Was releasing Babylon at Christmas a mistake?

We've seen movies like "Babylon" throughout Hollywood history: they usually get made after a director has a big hit, and demands final cut on their next movie. The end result? Films like "Heaven's Gate," "1941," "One From the Heart," and other disasters where a director has too much freedom and money to burn.

"Babylon" was written and directed by Damien Chazelle, who also helmed the Oscar-winning hit "La La Land." It's a three-hour movie about the dawn of the sound era in movies, and it's gotten scathing reviews. CNN proclaimed it a "sprawling, messy, three-hour-plus endurance test," while Slate – referencing the film's opening scene — called it "a defecating elephant of a movie."

The film cost $88 million, but only made $5.3 million in its opening weekend. It may have been a mistake opening this movie for Christmas, but an even bigger mistake could have been allowing it to go forward in the first place. "Babylon" could wind up being the sole black mark in what's been a big year at the box office for Paramount (per Variety), with "Top Gun: Maverick" and the horror thriller "Smile" bringing in big money, but it's still a pretty unsightly blemish nonetheless.

How would another COVID surge affect theaters?
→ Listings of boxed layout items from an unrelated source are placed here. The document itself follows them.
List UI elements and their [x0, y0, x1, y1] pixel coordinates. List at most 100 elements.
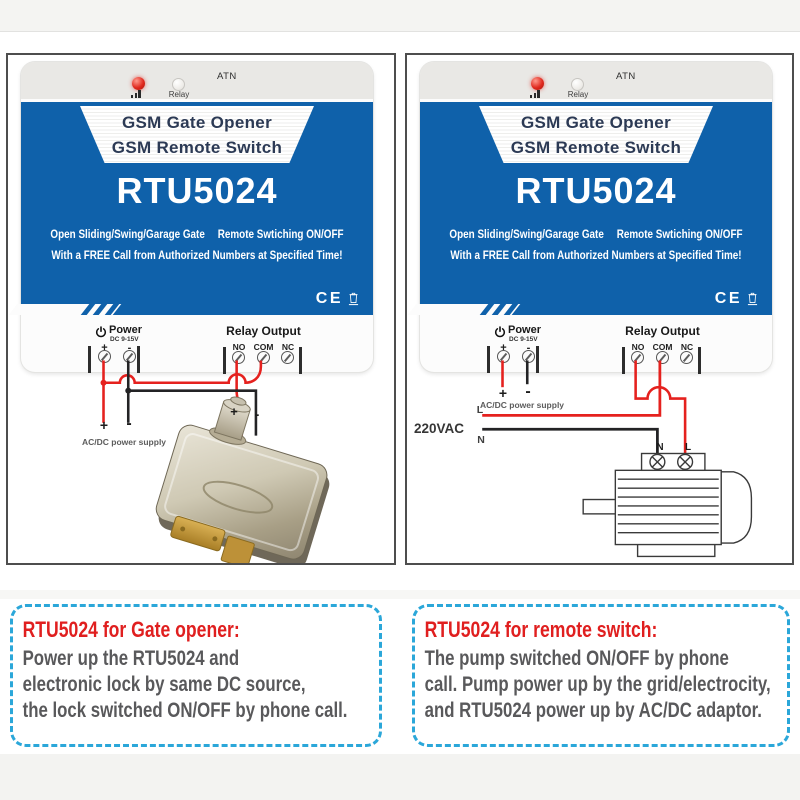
- signal-led: [531, 77, 544, 90]
- power-icon: [495, 326, 505, 338]
- wire-no-to-lock-red: [235, 360, 243, 438]
- power-minus-screw: [522, 350, 535, 363]
- model-name: RTU5024: [515, 170, 677, 211]
- device-top-strip: Relay ATN: [420, 62, 772, 99]
- relay-nc-screw: [281, 351, 294, 364]
- supply-plus-label: +: [99, 417, 109, 433]
- weee-bin-icon: [747, 292, 758, 306]
- background-top-band: [0, 0, 800, 32]
- tagline-bottom: With a FREE Call from Authorized Numbers…: [51, 250, 343, 262]
- relay-nc-label: NC: [680, 342, 694, 352]
- relay-led: [172, 78, 185, 91]
- note-line: call. Pump power up by the grid/electroc…: [424, 673, 771, 696]
- tagline-right: Remote Swtiching ON/OFF: [217, 229, 344, 241]
- note-line: the lock switched ON/OFF by phone call.: [22, 699, 348, 722]
- tagline-bottom: With a FREE Call from Authorized Numbers…: [450, 250, 742, 262]
- pump-terminal-l-screw: [676, 453, 694, 471]
- relay-no-screw: [232, 351, 245, 364]
- latch-screw: [212, 536, 218, 542]
- model-name: RTU5024: [116, 170, 278, 211]
- power-minus-screw: [123, 350, 136, 363]
- motor-end-cap: [720, 471, 753, 544]
- terminal-bracket: [622, 347, 625, 374]
- atn-label: ATN: [217, 71, 237, 82]
- relay-com-screw: [257, 351, 270, 364]
- motor-body: [614, 469, 722, 546]
- background-bottom-band: [0, 754, 800, 800]
- note-title: RTU5024 for remote switch:: [424, 617, 658, 642]
- relay-led-label: Relay: [567, 90, 589, 99]
- header-line2: GSM Remote Switch: [510, 138, 682, 157]
- terminal-x: [651, 456, 663, 468]
- junction-dot-red: [100, 379, 107, 386]
- rtu5024-device: Relay ATN GSM Gate Opener GSM Remote Swi…: [8, 62, 373, 374]
- terminal-bracket: [698, 347, 701, 374]
- ce-label: CE: [714, 290, 742, 307]
- power-minus-label: -: [127, 342, 132, 354]
- line-label: L: [476, 404, 484, 416]
- relay-com-screw: [656, 351, 669, 364]
- supply-label: AC/DC power supply: [81, 437, 167, 447]
- wire-no-to-pump-red: [634, 360, 687, 454]
- power-plus-screw: [497, 350, 510, 363]
- header-badge: GSM Gate Opener GSM Remote Switch: [80, 106, 314, 163]
- pump-n-label: N: [656, 442, 664, 453]
- relay-nc-label: NC: [281, 342, 295, 352]
- signal-strength-icon: [131, 90, 141, 98]
- background-mid-band: [0, 590, 800, 599]
- relay-output-label: Relay Output: [625, 324, 700, 338]
- motor-shaft: [582, 498, 617, 515]
- lock-cylinder-base: [209, 427, 247, 445]
- motor-fins: [617, 478, 719, 534]
- pump-terminal-block: [640, 452, 706, 472]
- device-front-label: GSM Gate Opener GSM Remote Switch RTU502…: [407, 102, 772, 315]
- power-minus-label: -: [526, 342, 531, 354]
- terminal-bracket: [536, 346, 539, 373]
- signal-strength-icon: [530, 90, 540, 98]
- supply-label: AC/DC power supply: [479, 400, 565, 410]
- pump-motor-image: [582, 452, 753, 558]
- lock-minus-label: -: [254, 406, 260, 422]
- relay-com-label: COM: [652, 342, 673, 352]
- device-top-strip: Relay ATN: [21, 62, 373, 99]
- tagline-right: Remote Swtiching ON/OFF: [616, 229, 743, 241]
- relay-output-label: Relay Output: [226, 324, 301, 338]
- relay-nc-screw: [680, 351, 693, 364]
- note-content: RTU5024 for Gate opener: Power up the RT…: [13, 607, 379, 724]
- lock-plus-label: +: [230, 404, 238, 419]
- lock-brass-latch: [170, 515, 226, 552]
- power-terminal-label: Power: [109, 324, 143, 336]
- atn-label: ATN: [616, 71, 636, 82]
- tagline-left: Open Sliding/Swing/Garage Gate: [449, 229, 604, 241]
- ce-mark: CE: [715, 290, 758, 308]
- lock-bevel: [164, 433, 320, 552]
- supply-minus-label: -: [525, 383, 531, 400]
- terminal-bracket: [137, 346, 140, 373]
- ce-mark: CE: [316, 290, 359, 308]
- header-badge: GSM Gate Opener GSM Remote Switch: [479, 106, 713, 163]
- lock-side-shadow: [158, 434, 330, 563]
- signal-led: [132, 77, 145, 90]
- pump-l-label: L: [684, 442, 692, 453]
- relay-led: [571, 78, 584, 91]
- note-line: electronic lock by same DC source,: [22, 673, 306, 696]
- power-plus-label: +: [500, 342, 507, 354]
- supply-plus-label: +: [498, 385, 508, 401]
- note-line: Power up the RTU5024 and: [22, 647, 240, 670]
- power-voltage-label: DC 9-15V: [110, 336, 139, 343]
- tagline-left: Open Sliding/Swing/Garage Gate: [50, 229, 205, 241]
- note-content: RTU5024 for remote switch: The pump swit…: [415, 607, 787, 724]
- terminal-bracket: [88, 346, 91, 373]
- rtu5024-device: Relay ATN GSM Gate Opener GSM Remote Swi…: [407, 62, 772, 374]
- remote-switch-diagram-panel: Relay ATN GSM Gate Opener GSM Remote Swi…: [405, 53, 794, 565]
- ce-label: CE: [315, 290, 343, 307]
- terminal-bracket: [299, 347, 302, 374]
- power-voltage-label: DC 9-15V: [509, 336, 538, 343]
- gate-opener-note: RTU5024 for Gate opener: Power up the RT…: [10, 604, 382, 747]
- relay-no-label: NO: [631, 342, 645, 352]
- header-line1: GSM Gate Opener: [521, 113, 671, 132]
- note-line: The pump switched ON/OFF by phone: [424, 647, 729, 670]
- power-plus-screw: [98, 350, 111, 363]
- lock-logo-emboss: [202, 480, 274, 514]
- terminal-x: [679, 456, 691, 468]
According to NBC News, scientists say that COVID is here to stay, and we'll have to deal with it for the rest of our lives. But if another COVID surge hits, what kind of effect could it have on theatrical releases? We've already seen "Avatar" take a hit overseas from COVID, and while it hasn't hurt the movie's grosses overall, one would think that if the U.S. has to shut down theaters again, it could be a disaster — even fatal — for the industry.
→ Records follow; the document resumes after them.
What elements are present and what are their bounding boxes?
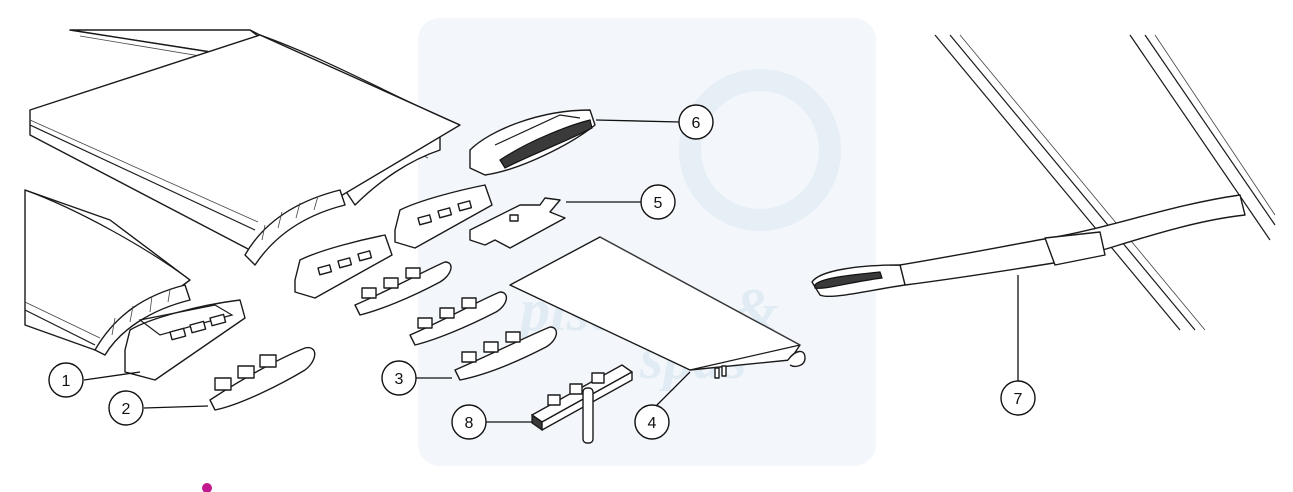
callout-1: 1 xyxy=(48,362,84,398)
part-5-cross-connector xyxy=(469,197,566,249)
callout-5: 5 xyxy=(640,184,676,220)
callout-7: 7 xyxy=(1000,380,1036,416)
plug-stack-1 xyxy=(354,261,452,316)
svg-text:4: 4 xyxy=(648,415,657,432)
callout-3: 3 xyxy=(381,360,417,396)
end-cap-middle-left xyxy=(294,234,393,299)
svg-text:2: 2 xyxy=(122,401,131,418)
part-1-end-cap xyxy=(124,299,246,381)
callout-6: 6 xyxy=(678,104,714,140)
callout-2: 2 xyxy=(108,390,144,426)
accent-dot xyxy=(202,483,212,492)
part-2-plug xyxy=(209,346,316,411)
callout-8: 8 xyxy=(451,404,487,440)
leader-4 xyxy=(651,371,691,411)
part-6-end-cap xyxy=(469,109,596,176)
callout-4: 4 xyxy=(634,404,670,440)
svg-text:3: 3 xyxy=(395,371,404,388)
end-cap-middle-right xyxy=(394,184,493,249)
part-7-strap-assembly xyxy=(811,34,1276,331)
svg-text:1: 1 xyxy=(62,373,71,390)
watermark-logo xyxy=(679,69,841,231)
leader-lines xyxy=(83,119,1019,423)
slat-profile-lower xyxy=(24,189,191,356)
part-3-plug xyxy=(454,326,557,381)
leader-2 xyxy=(143,405,209,409)
part-8-bar-and-pin xyxy=(531,364,633,444)
svg-text:7: 7 xyxy=(1014,391,1023,408)
svg-text:6: 6 xyxy=(692,115,701,132)
plug-stack-2 xyxy=(409,291,507,346)
slat-profile-upper xyxy=(29,34,461,266)
leader-1 xyxy=(83,371,141,381)
svg-text:8: 8 xyxy=(465,415,474,432)
svg-text:5: 5 xyxy=(654,195,663,212)
part-4-panel xyxy=(509,236,806,379)
leader-6 xyxy=(595,119,681,123)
Looking at the virus's spike in China, Variety reported that "the growing COVID problem in China is causing rapid revisions of all expectations." China has had a zero-COVID policy, where everyone infected had to be isolated, and cities have been locked down with little notice. But with this policy recently relaxed and infections reportedly on the rise, audiences there are still staying away from theaters out of fear of catching the disease.

While we may never go back to complete lockdown, the recent surges  — and the threat of new variants — have given the industry yet another thing to worry about for the upcoming year.
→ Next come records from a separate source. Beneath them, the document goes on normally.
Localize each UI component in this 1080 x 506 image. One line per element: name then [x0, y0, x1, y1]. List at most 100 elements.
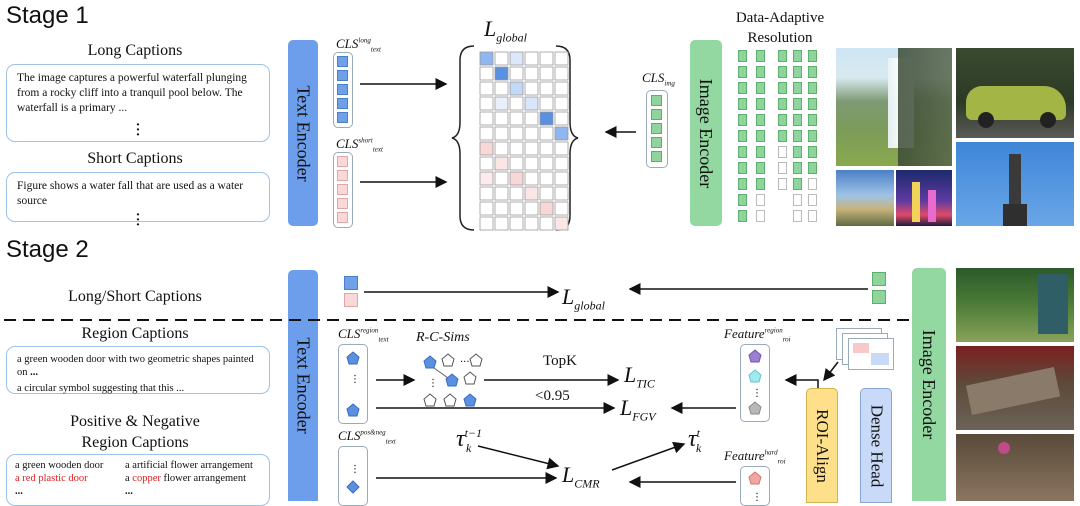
- token: [337, 156, 348, 167]
- resolution-token: [756, 130, 765, 142]
- matrix-cell: [554, 141, 569, 156]
- short-caption-text: Figure shows a water fall that are used …: [17, 180, 244, 207]
- image-encoder-stage1: Image Encoder: [690, 40, 722, 226]
- token: [337, 98, 348, 109]
- loss-tic: LTIC: [624, 362, 655, 391]
- matrix-cell: [524, 81, 539, 96]
- matrix-cell: [539, 66, 554, 81]
- resolution-token: [756, 114, 765, 126]
- matrix-cell: [509, 216, 524, 231]
- stage1-title: Stage 1: [6, 2, 89, 29]
- resolution-token: [738, 66, 747, 78]
- matrix-cell: [524, 66, 539, 81]
- region-token-pentagon: [346, 403, 360, 417]
- cls-region-label: CLSregiontext: [338, 326, 389, 344]
- loss-global-stage1: Lglobal: [484, 16, 527, 45]
- negative-caption-right: a copper flower arrangement: [125, 473, 246, 484]
- left-brace: [451, 45, 475, 231]
- posneg-heading-line1: Positive & Negative: [70, 413, 200, 430]
- matrix-cell: [494, 186, 509, 201]
- token: [337, 198, 348, 209]
- matrix-cell: [524, 126, 539, 141]
- long-caption-token: [344, 276, 358, 290]
- matrix-cell: [539, 51, 554, 66]
- resolution-token: [778, 130, 787, 142]
- resolution-token: [738, 178, 747, 190]
- matrix-cell: [509, 186, 524, 201]
- matrix-cell: [479, 126, 494, 141]
- feature-maps-stack: [836, 328, 896, 372]
- posneg-token-diamond: [346, 480, 360, 494]
- token: [651, 95, 662, 106]
- matrix-cell: [539, 171, 554, 186]
- race-car-photo: [956, 48, 1074, 138]
- matrix-cell: [494, 156, 509, 171]
- matrix-cell: [524, 156, 539, 171]
- matrix-cell: [479, 111, 494, 126]
- debris-photo: [956, 346, 1074, 430]
- long-short-captions-heading: Long/Short Captions: [68, 288, 202, 305]
- token: [337, 184, 348, 195]
- matrix-cell: [539, 216, 554, 231]
- token: [651, 151, 662, 162]
- resolution-token: [793, 130, 802, 142]
- resolution-token: [808, 114, 817, 126]
- matrix-cell: [554, 66, 569, 81]
- matrix-cell: [539, 156, 554, 171]
- resolution-token: [756, 82, 765, 94]
- tau-previous: τt−1k: [456, 426, 483, 455]
- cls-img-label: CLSimg: [642, 70, 675, 88]
- long-caption-text: The image captures a powerful waterfall …: [17, 72, 247, 114]
- token: [651, 123, 662, 134]
- matrix-cell: [539, 201, 554, 216]
- token: [337, 70, 348, 81]
- threshold-label: <0.95: [535, 388, 570, 404]
- token: [337, 56, 348, 67]
- text-encoder-stage1: Text Encoder: [288, 40, 318, 226]
- matrix-cell: [554, 81, 569, 96]
- matrix-cell: [509, 201, 524, 216]
- matrix-cell: [524, 216, 539, 231]
- resolution-token: [808, 130, 817, 142]
- resolution-token: [738, 130, 747, 142]
- feature-hard-label: Featurehardroi: [724, 448, 786, 466]
- resolution-token: [778, 50, 787, 62]
- topk-label: TopK: [543, 353, 577, 369]
- resolution-token: [756, 162, 765, 174]
- matrix-cell: [509, 126, 524, 141]
- region-caption-1: a green wooden door with two geometric s…: [17, 354, 254, 378]
- region-caption-2: a circular symbol suggesting that this .…: [17, 383, 185, 394]
- matrix-cell: [554, 126, 569, 141]
- similarity-matrix-long: [479, 51, 569, 141]
- resolution-token: [756, 66, 765, 78]
- matrix-cell: [524, 111, 539, 126]
- city-night-photo: [896, 170, 952, 226]
- resolution-token: [756, 98, 765, 110]
- vertical-ellipsis: ⋮: [752, 492, 762, 501]
- matrix-cell: [509, 51, 524, 66]
- matrix-cell: [524, 51, 539, 66]
- negative-caption-left: a red plastic door: [15, 473, 88, 484]
- resolution-token: [793, 82, 802, 94]
- matrix-cell: [509, 171, 524, 186]
- matrix-cell: [539, 126, 554, 141]
- image-cls-token: [872, 272, 886, 286]
- resolution-token: [808, 146, 817, 158]
- token: [651, 109, 662, 120]
- matrix-cell: [494, 141, 509, 156]
- matrix-cell: [509, 156, 524, 171]
- token: [337, 112, 348, 123]
- resolution-token: [793, 178, 802, 190]
- matrix-cell: [479, 96, 494, 111]
- matrix-cell: [494, 111, 509, 126]
- matrix-cell: [494, 216, 509, 231]
- matrix-cell: [479, 171, 494, 186]
- matrix-cell: [539, 141, 554, 156]
- landscape-photo: [836, 170, 894, 226]
- posneg-captions-heading: Positive & Negative Region Captions: [40, 411, 230, 453]
- vertical-ellipsis: ⋮: [350, 374, 360, 385]
- matrix-cell: [554, 156, 569, 171]
- matrix-cell: [554, 111, 569, 126]
- matrix-cell: [539, 81, 554, 96]
- resolution-token: [738, 98, 747, 110]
Can a big blockbuster take home the Oscar?

Now that audiences are going back to theaters again for big blockbusters like "Top Gun: Maverick" and "Avatar: The Way of Water," the question remains: how does the Oscar race look for next year? According to the Hollywood Reporter, for just the second time in 20 years there are several blockbusters that have a strong shot at earning the gold statue. Box office behemoths and effects-driven movies have famously gotten short shrift at the Academy Awards, but the "Top Gun," "Black Panther," and "Avatar" sequels could be strong contenders for Best Picture.

At the same time, movies that are usually strong Oscar bait have been tanking at the box office. Films like "Tar," "Till," and "Armageddon Time" have all been struggling, and as World of Reel explains, "The number of mature moviegoers buying tickets is severely down, and streaming services are making people stay at home instead of churning out their hard-earned money for overpriced parking, popcorn and movie tickets."

The last time that a tentpole-type movie swept the Oscars was in 2004, when "The Lord of the Rings: The Return of the King" won it all. Perhaps "Top Gun: Maverick," "Avatar: The Way of Water" and "Black Panther: Wakanda Forever" could have a real shot at next year's Academy Awards, because at the moment it's hard to tell which mainstream dramas and indie films lead the race.